Naturalmente, al rumor primero y al pasmo de la noticia confirmada les sucede ahora la especulación sobre la naturaleza de los saurios. Y, como no podía ser de otra forma, se relaciona su existencia con la cercanía de las posesiones del Señor de Sogecable. Los derechistas mordaces dicen que los dos caimanes son Cebrián y Díaz Polanco, que andarían a dentelladas por la herencia del hombre más poderoso de España y parte de Iberoamérica. Los izquierdistas sin remedio aseguran, en cambio, que ha sido el propio Polanco el que echado esos caimanes al pantano para que las multitudes achicharradas por el calor no estropeen los predios silenciosos en los que Don Jesús puede merecidamente descansar de sus tareas. Y los centristas revirados, que alguno queda sin fichar por Prisa, sintetizan ambas hipótesis: serían Cebrián y el sobrinísimo quienes habrían echado al agua los caimancitos para que nadie se acerque a su Señor mientras velan armas sucesorias.

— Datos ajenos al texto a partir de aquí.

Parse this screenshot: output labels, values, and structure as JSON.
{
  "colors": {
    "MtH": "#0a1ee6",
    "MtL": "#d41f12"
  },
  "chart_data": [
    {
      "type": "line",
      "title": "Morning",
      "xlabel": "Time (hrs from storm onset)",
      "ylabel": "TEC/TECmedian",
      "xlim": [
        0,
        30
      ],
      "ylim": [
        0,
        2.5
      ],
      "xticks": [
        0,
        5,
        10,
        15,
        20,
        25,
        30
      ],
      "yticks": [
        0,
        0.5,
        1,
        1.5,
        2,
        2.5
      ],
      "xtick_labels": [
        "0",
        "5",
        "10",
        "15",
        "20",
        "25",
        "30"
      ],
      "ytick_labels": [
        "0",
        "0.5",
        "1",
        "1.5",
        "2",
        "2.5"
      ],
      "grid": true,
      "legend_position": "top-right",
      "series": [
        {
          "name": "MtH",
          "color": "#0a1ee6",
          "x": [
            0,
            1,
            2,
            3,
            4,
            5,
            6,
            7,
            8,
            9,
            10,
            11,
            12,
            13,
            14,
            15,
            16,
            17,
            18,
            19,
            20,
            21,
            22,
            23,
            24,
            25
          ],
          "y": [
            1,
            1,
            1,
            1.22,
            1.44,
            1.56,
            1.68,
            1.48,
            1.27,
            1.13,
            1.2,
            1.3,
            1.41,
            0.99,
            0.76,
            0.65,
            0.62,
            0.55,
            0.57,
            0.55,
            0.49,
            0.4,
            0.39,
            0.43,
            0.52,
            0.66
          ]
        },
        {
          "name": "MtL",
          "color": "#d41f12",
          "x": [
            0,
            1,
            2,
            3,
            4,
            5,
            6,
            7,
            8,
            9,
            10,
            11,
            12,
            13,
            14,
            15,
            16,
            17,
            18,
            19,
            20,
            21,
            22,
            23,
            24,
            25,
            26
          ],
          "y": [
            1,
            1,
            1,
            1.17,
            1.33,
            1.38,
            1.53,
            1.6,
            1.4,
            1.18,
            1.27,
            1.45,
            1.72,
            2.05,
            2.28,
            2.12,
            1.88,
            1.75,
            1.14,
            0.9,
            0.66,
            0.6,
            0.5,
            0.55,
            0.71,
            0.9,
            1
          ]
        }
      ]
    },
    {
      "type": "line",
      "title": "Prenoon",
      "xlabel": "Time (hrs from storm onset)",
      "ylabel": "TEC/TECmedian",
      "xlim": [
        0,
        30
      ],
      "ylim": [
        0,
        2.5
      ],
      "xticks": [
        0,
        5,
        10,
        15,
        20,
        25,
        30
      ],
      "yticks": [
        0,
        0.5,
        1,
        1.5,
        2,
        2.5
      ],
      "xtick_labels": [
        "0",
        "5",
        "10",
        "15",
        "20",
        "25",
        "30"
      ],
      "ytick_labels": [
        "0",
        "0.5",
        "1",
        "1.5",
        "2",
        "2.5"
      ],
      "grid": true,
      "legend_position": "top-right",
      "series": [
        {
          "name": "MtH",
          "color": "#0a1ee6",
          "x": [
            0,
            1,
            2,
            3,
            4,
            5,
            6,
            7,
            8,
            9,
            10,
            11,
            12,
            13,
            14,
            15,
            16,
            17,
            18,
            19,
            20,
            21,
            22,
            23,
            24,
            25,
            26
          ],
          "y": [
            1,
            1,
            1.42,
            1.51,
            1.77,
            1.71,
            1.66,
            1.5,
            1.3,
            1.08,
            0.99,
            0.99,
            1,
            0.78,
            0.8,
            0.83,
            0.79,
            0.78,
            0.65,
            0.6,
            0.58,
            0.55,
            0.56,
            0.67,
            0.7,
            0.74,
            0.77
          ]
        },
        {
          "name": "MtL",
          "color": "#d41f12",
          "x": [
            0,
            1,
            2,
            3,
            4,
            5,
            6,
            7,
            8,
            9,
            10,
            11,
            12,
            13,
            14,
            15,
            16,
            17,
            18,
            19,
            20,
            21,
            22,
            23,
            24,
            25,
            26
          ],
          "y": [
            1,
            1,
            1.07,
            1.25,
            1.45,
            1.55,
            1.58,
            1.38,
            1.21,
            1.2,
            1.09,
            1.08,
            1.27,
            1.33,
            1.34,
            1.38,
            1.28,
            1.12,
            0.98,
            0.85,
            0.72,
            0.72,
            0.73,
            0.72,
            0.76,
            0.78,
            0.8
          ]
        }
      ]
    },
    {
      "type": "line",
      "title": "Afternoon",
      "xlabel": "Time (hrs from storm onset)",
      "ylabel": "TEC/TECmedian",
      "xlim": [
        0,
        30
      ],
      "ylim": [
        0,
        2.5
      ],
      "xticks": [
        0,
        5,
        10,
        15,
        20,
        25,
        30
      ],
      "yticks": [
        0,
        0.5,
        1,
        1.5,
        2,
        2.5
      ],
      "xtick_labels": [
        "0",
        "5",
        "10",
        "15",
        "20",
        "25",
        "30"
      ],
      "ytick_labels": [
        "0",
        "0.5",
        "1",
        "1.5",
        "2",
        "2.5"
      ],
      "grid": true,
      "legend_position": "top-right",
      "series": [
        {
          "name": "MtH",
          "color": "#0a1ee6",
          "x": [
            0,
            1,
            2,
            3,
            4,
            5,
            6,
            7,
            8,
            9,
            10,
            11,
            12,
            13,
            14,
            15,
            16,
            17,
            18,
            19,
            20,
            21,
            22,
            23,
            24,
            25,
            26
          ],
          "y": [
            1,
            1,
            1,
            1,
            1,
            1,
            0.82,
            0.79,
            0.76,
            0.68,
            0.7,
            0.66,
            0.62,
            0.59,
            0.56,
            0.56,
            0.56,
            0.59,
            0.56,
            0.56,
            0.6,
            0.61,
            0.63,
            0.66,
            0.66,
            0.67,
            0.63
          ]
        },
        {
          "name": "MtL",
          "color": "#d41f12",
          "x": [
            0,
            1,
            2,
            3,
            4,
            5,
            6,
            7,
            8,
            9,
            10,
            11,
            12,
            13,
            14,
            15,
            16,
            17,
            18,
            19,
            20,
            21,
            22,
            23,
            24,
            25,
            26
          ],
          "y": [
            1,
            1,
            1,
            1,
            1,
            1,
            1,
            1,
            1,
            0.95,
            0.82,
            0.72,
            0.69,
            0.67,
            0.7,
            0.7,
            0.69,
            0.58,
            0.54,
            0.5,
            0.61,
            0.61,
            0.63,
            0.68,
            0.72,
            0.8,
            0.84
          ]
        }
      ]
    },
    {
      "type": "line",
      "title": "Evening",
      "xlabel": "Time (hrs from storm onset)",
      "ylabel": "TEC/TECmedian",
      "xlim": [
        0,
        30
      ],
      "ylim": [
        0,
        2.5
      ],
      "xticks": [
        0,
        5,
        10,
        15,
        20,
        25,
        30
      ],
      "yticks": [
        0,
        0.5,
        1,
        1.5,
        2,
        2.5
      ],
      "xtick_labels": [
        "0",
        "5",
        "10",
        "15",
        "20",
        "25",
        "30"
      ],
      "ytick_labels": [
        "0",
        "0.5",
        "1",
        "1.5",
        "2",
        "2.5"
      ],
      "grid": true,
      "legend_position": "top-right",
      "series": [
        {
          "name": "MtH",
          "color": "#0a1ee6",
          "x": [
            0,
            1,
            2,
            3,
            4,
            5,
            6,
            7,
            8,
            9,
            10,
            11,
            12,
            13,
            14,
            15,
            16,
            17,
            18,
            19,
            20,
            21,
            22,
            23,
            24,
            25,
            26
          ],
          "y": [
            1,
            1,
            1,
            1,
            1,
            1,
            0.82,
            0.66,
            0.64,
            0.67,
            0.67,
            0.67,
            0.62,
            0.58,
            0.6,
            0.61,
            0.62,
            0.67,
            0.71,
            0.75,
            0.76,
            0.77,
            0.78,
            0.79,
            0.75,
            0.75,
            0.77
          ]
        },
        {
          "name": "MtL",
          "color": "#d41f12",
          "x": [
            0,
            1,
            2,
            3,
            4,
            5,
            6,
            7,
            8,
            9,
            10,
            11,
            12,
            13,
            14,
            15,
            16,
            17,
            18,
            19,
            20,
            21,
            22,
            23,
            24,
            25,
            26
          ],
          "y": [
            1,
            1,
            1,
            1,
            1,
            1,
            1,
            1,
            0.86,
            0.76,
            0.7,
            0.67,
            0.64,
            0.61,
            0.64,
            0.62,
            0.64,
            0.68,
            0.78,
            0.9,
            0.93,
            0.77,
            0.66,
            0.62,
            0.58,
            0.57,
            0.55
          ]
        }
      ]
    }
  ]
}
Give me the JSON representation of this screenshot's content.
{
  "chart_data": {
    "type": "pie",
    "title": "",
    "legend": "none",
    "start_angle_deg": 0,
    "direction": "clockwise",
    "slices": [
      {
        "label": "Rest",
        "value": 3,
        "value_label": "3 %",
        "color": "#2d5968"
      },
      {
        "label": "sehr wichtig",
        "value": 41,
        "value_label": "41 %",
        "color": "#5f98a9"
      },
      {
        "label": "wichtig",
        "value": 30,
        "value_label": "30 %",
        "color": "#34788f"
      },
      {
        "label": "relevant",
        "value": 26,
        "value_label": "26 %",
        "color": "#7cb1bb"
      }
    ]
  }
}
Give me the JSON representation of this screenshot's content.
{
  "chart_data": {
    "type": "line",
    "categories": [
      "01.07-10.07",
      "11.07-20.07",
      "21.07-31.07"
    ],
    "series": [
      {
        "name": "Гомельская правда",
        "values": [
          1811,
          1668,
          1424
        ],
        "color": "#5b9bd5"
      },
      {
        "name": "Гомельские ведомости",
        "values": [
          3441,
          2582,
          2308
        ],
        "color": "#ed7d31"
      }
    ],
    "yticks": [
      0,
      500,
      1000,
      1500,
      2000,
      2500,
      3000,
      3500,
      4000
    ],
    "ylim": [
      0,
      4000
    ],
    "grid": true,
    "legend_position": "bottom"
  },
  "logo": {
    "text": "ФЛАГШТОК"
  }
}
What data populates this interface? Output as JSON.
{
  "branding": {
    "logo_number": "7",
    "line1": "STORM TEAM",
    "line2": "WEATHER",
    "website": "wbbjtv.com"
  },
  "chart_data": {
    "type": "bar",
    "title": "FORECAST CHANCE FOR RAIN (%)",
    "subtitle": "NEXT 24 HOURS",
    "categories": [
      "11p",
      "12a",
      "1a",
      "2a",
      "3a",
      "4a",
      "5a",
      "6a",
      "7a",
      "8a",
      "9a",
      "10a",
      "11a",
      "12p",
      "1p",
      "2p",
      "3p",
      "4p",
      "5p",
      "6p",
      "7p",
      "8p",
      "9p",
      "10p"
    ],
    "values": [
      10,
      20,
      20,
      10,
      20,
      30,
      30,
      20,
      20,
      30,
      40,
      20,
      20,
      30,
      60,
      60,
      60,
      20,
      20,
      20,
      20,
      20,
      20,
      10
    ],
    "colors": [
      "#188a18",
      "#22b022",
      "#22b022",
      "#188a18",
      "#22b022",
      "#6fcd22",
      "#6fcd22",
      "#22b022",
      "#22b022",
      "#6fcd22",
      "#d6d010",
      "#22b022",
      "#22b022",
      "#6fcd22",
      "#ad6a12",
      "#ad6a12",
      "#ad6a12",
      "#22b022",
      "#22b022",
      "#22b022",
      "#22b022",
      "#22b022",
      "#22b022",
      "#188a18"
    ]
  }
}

En otro tiempo y en otro lugar, hubiéramos considerado inverosímil cualquiera de estas atrevidas hipótesis. Pero una vez confirmado que los caimanes existen y que las denuncias de los ciudadanos asustados eran rigurosamente ciertas, debemos rendirnos a la evidencia. El poder institucional de Don Jesús ha alcanzado tal magnitud que empieza a reunir los aspectos más abracadabrantes del realismo mágico y la incandescencia creadora de lo simbólico, con el pasmado pueblo español siempre como telón de fondo. No puede, pues, considerarse acertada la política de las autoridades de la Comunidad de Madrid, y en concreto del Canal de Isabel II, que pretenden cazar a los saurios dentro de las aguas territoriales de Don Jesús sin que conste la existencia de permiso expreso del prócer cántabro. Además de violar claramente el Derecho Internacional, puede entorpecerse una iniciativa repobladora de sus aguas mediante especies exóticas cuyo sentido último sólo él puede conocer, pero cuya conveniencia no podemos poner en duda. Si Polanco no quiere caimanes en sus aguas, ya tarda Trillo en enviar a la Armada a exterminarlos. Pero si, como sospechamos, se divierte con ellos, sería un delito de lesa patria matarlos o llevarlos al zoo más próximo. Con un agravante: si lo que sucede es que los dos delfines de Don Jesús se han vuelto caimanes, liquidarlos podría producir una nueva vacante en la Academia, y en estos momentos ya tiene Prisa colocados o en vías de colocación a todos los aspirantes posibles a los sillones letrados actualmente vacantes. No puede fabricar académicos a tanta velocidad.
Prudencia, pues, señor Simancas, que no sabe usted lo que se está jugando.